Tirania era o governo de exceção na Grécia antiga. Assemelhava-se à ditadura moderna, pois nasciam das crises e da desagregação da democracia ou de algum regime político tradicional. O tirano não era um monarca legítimo, mas o chefe de alguma fração política, que impunha pela força o próprio poder a todos os outros partidos. Da mesma forma que os ditadores modernos, os tiranos exerciam um poder arbitrário e ilimitado, recorrendo às armas.
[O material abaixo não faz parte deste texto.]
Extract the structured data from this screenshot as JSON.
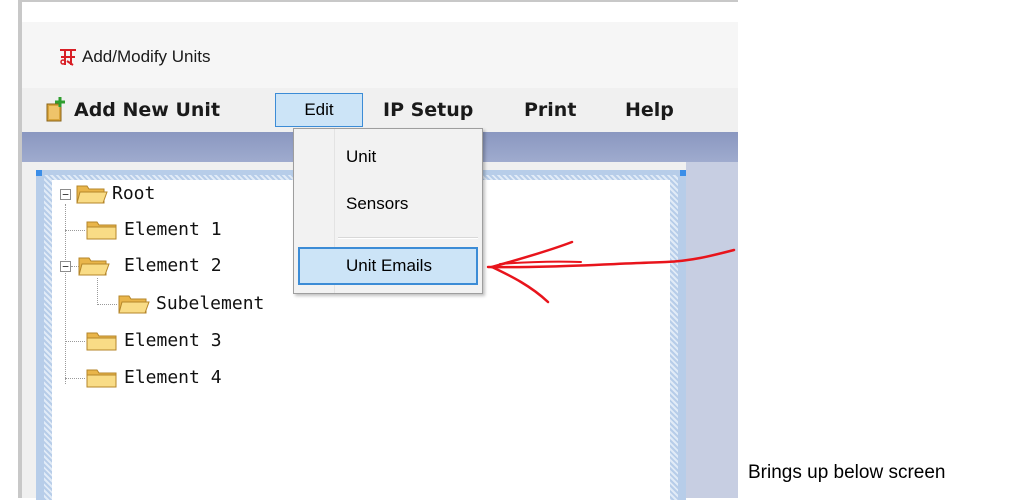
{
  "window": {
    "title": "Add/Modify Units"
  },
  "menubar": {
    "items": [
      {
        "label": "Add New Unit",
        "icon": "add-unit-icon"
      },
      {
        "label": "Edit",
        "active": true
      },
      {
        "label": "IP Setup"
      },
      {
        "label": "Print"
      },
      {
        "label": "Help"
      }
    ]
  },
  "edit_menu": {
    "items": [
      {
        "label": "Unit"
      },
      {
        "label": "Sensors"
      },
      {
        "label": "Unit Emails",
        "highlighted": true
      }
    ]
  },
  "tree": {
    "nodes": [
      {
        "label": "Root",
        "expanded": true
      },
      {
        "label": "Element 1"
      },
      {
        "label": "Element 2",
        "expanded": true
      },
      {
        "label": "Subelement"
      },
      {
        "label": "Element 3"
      },
      {
        "label": "Element 4"
      }
    ]
  },
  "caption": "Brings up below screen",
  "colors": {
    "highlight_fill": "#cce4f7",
    "highlight_border": "#3c8cd6",
    "annotation_arrow": "#e8141c",
    "folder": "#f5cf6a"
  }
}
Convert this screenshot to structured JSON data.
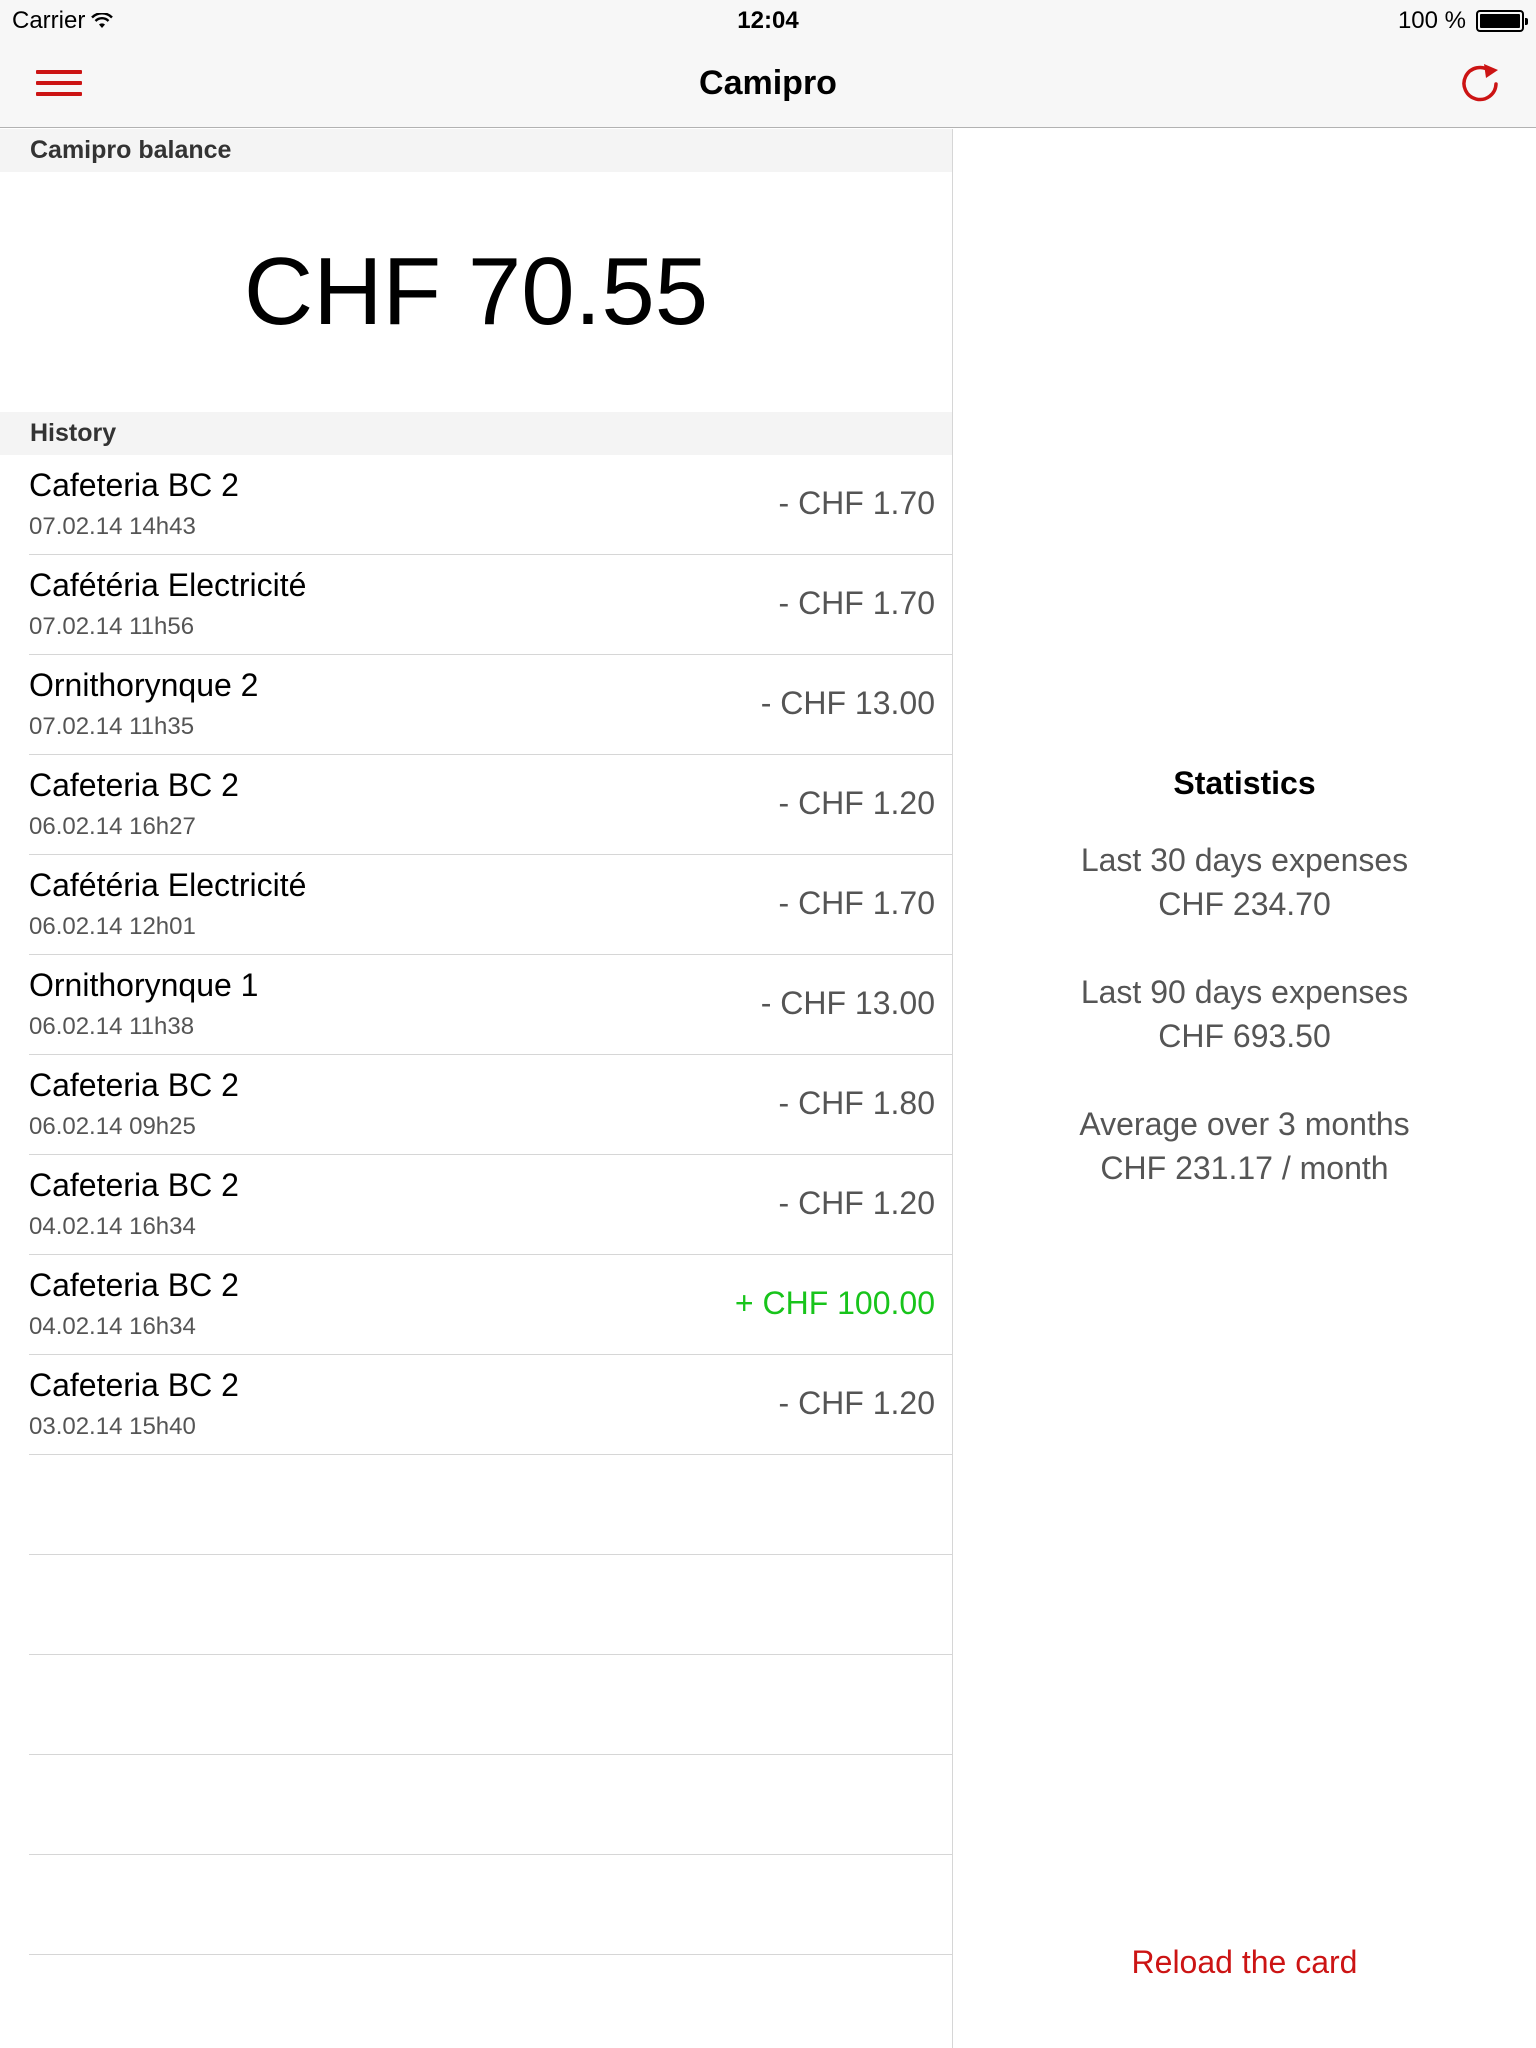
{
  "status": {
    "carrier": "Carrier",
    "time": "12:04",
    "battery_text": "100 %"
  },
  "nav": {
    "title": "Camipro"
  },
  "balance_section": {
    "header": "Camipro balance",
    "amount": "CHF 70.55"
  },
  "history_section": {
    "header": "History",
    "items": [
      {
        "place": "Cafeteria BC 2",
        "date": "07.02.14 14h43",
        "amount": "- CHF 1.70",
        "type": "debit"
      },
      {
        "place": "Cafétéria Electricité",
        "date": "07.02.14 11h56",
        "amount": "- CHF 1.70",
        "type": "debit"
      },
      {
        "place": "Ornithorynque 2",
        "date": "07.02.14 11h35",
        "amount": "- CHF 13.00",
        "type": "debit"
      },
      {
        "place": "Cafeteria BC 2",
        "date": "06.02.14 16h27",
        "amount": "- CHF 1.20",
        "type": "debit"
      },
      {
        "place": "Cafétéria Electricité",
        "date": "06.02.14 12h01",
        "amount": "- CHF 1.70",
        "type": "debit"
      },
      {
        "place": "Ornithorynque 1",
        "date": "06.02.14 11h38",
        "amount": "- CHF 13.00",
        "type": "debit"
      },
      {
        "place": "Cafeteria BC 2",
        "date": "06.02.14 09h25",
        "amount": "- CHF 1.80",
        "type": "debit"
      },
      {
        "place": "Cafeteria BC 2",
        "date": "04.02.14 16h34",
        "amount": "- CHF 1.20",
        "type": "debit"
      },
      {
        "place": "Cafeteria BC 2",
        "date": "04.02.14 16h34",
        "amount": "+ CHF 100.00",
        "type": "credit"
      },
      {
        "place": "Cafeteria BC 2",
        "date": "03.02.14 15h40",
        "amount": "- CHF 1.20",
        "type": "debit"
      }
    ]
  },
  "statistics": {
    "title": "Statistics",
    "items": [
      {
        "label": "Last 30 days expenses",
        "value": "CHF 234.70"
      },
      {
        "label": "Last 90 days expenses",
        "value": "CHF 693.50"
      },
      {
        "label": "Average over 3 months",
        "value": "CHF 231.17 / month"
      }
    ]
  },
  "reload_label": "Reload the card",
  "colors": {
    "accent": "#cc1414",
    "credit": "#18c41b",
    "debit": "#555555"
  }
}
Ao contrário dos outros termos examinados, autocracia não tem uma conotação histórica precisa. É um termo abstrato que se usa com dois significados principais: um particular e um geral. No particular, ele denota um grau máximo de absolutismo. Uma autocracia é um governo absoluto que detém um poder ilimitado sobre seus súditos. Sob este ponto de vista, um monarca absoluto é um autocrata, mas ele pode não sê-lo, quando divide o poder alguns colaboradores que tenham condições de limitar sua vontade.

Em seu significado geral, o termo autocracia foi usado por alguns teóricos da política e do direito para designar todo tipo de governo antidemocrático ou não-democrático. Mas, nessa acepção, a palavra não obteve sucesso, nem na linguagem popular nem na linguagem técnica da filosofia ou da ciência política.

Autoritarismo

Autoritarismo também é um termo usado para designar todos os regimes que se contrapõem ao democrático. Por outro lado, modernamente, o significado é mais restrito e designa governos fortes que, porém, não chegam a constituir uma ditadura, pois possuem um grau relativamente moderado de mobilização popular e de participação política da sociedade. É o caso do governo de Hugo Chávez na Venezuela contemporânea, onde a oposição ao governo é severamente controlada.

O autoritarismo deve ser diferenciado do totalitarismo. Este é o grau máximo de absolutismo nos regimes ditatoriais modernos, em que o Estado exerce total controle da vida dos cidadãos. Eles ocorreram em sistemas como o da Alemanha nazista, sob Hitler, e o da Rússia comunista, sob Stálin, em que a propaganda chegava a convencer o cidadão de que ele existia não para seu próprio benefício, mas para benefício do Estado. O resultado dessas duas ditaduras pode ser medido pelas cerca de 30 milhões de mortes que provocaram ao longo de aproximadamente duas décadas.